Above is the characteristic of the GL5549 LDR. The pink marks the critical resistance region, and it corresponds to around 30lx.

The code is written in 8051 assembler. Some considerable frustration was due to inadequate, plain wrong datasheets, and lack of support on STC microcontrollers… be wary of choosing them for an important project and be suspicious of any equipment that uses them. The ISP tool is necessary as it is a proprietary protocol, but it is unreliable, partially English language, partially Chinese.


Above the prototype on a breadboard. The battery is in the top of the pic, microcontroller middle right on the breadboard.

Subject to the prototype trial, I will make a few of these to locate around the garden to discourage our digging friends. The final implementation might be a pair of green eyes and a pair of red eyes… scope for further experimentation.

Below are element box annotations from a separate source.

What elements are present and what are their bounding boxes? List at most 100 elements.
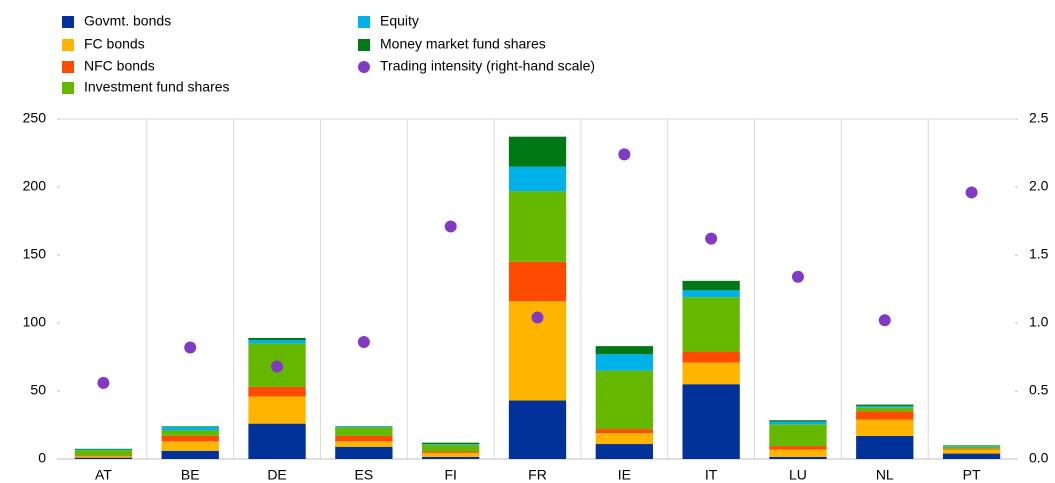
legend-marker — [358, 61, 370, 73]
y-tick-label: 200 — [23, 178, 47, 194]
trading-dot — [618, 148, 631, 161]
trading-dot — [705, 232, 718, 245]
y2-tick-label: 0.5 — [1029, 382, 1049, 398]
legend-label: Equity — [380, 13, 419, 29]
bar-segment — [942, 446, 1001, 449]
bar-segment — [161, 435, 219, 442]
bar-segment — [335, 446, 393, 459]
bar-segment — [682, 384, 740, 459]
bar-segment — [682, 280, 740, 291]
bar-segment — [248, 423, 306, 459]
bar-segment — [422, 452, 480, 457]
bar-segment — [682, 362, 740, 385]
legend-label: Trading intensity (right-hand scale) — [380, 58, 595, 74]
bar-segment — [508, 166, 567, 192]
bar-segment — [335, 441, 393, 447]
x-tick-label: DE — [267, 467, 286, 483]
legend-swatch — [62, 82, 74, 94]
x-tick-label: FR — [528, 467, 547, 483]
bar-segment — [595, 346, 653, 355]
bar-segment — [422, 451, 480, 453]
legend-label: Govmt. bonds — [84, 13, 171, 29]
y2-tick-label: 0.0 — [1029, 450, 1049, 466]
trading-dot — [878, 314, 891, 327]
bar-segment — [508, 191, 567, 262]
trading-dot — [531, 311, 544, 324]
trading-dot — [357, 336, 370, 349]
bar-segment — [335, 427, 393, 436]
x-tick-label: FI — [444, 467, 456, 483]
y2-tick-label: 2.5 — [1029, 110, 1049, 126]
bar-segment — [422, 442, 480, 445]
x-tick-label: IE — [618, 467, 631, 483]
y-tick-label: 150 — [23, 246, 47, 262]
y2-tick-label: 1.5 — [1029, 246, 1049, 262]
trading-dot — [965, 186, 978, 199]
legend-label: FC bonds — [84, 36, 145, 52]
y-tick-label: 100 — [23, 314, 47, 330]
bar-segment — [769, 424, 827, 447]
bar-segment — [248, 340, 306, 344]
bar-segment — [161, 430, 219, 436]
bar-segment — [769, 449, 827, 457]
y-tick-label: 250 — [23, 110, 47, 126]
bar-segment — [74, 457, 133, 459]
trading-dot — [444, 220, 457, 233]
bar-segment — [942, 453, 1001, 459]
bar-segment — [335, 435, 393, 442]
bar-segment — [248, 396, 306, 424]
bar-segment — [248, 337, 306, 340]
x-tick-label: AT — [95, 467, 112, 483]
x-tick-label: IT — [705, 467, 718, 483]
bar-segment — [856, 407, 914, 412]
bar-segment — [856, 411, 914, 420]
bar-segment — [74, 450, 133, 456]
y2-tick-label: 2.0 — [1029, 178, 1049, 194]
legend-swatch — [358, 16, 370, 28]
legend-swatch — [358, 39, 370, 51]
bar-segment — [856, 435, 914, 459]
x-tick-label: ES — [355, 467, 374, 483]
bar-segment — [422, 456, 480, 459]
legend-label: NFC bonds — [84, 58, 155, 74]
bar-segment — [508, 136, 567, 167]
bar-segment — [595, 354, 653, 371]
x-tick-label: BE — [181, 467, 200, 483]
bar-segment — [769, 446, 827, 450]
bar-segment — [769, 421, 827, 425]
bar-segment — [161, 441, 219, 451]
bar-segment — [595, 429, 653, 434]
bar-segment — [335, 427, 393, 428]
x-tick-label: LU — [789, 467, 807, 483]
legend-label: Investment fund shares — [84, 79, 230, 95]
bar-segment — [161, 426, 219, 428]
bar-segment — [74, 456, 133, 458]
trading-dot — [791, 270, 804, 283]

Current is voltage sensitive, but at 4V, power down current is around 0.05mA and operating current is 1.0mA + LED current. For the configured cycle (50ms on, 2000ms off (avg)), average LED current is 10*50/2000=250µA. For 12 hours of daylight, total consumption during 24h is around 12*0.05+12*1.0=12.6mAh giving a battery endurance of 1200/12.6=95 days (ignoring self discharge). Battery capacity is reduced at temperatures below freezing.  (If you have noted revision of these numbers, I have improved the code to reduce consumption, mainly through exploitation of the idle and power down facilities in this MCU.)


Above, the first prototype. This one has two resistors from Vcc to allow two sets of common anode LEDs switched by the four outputs. This allows correct current sharing for two LEDs per output phase (eg pair of eyes).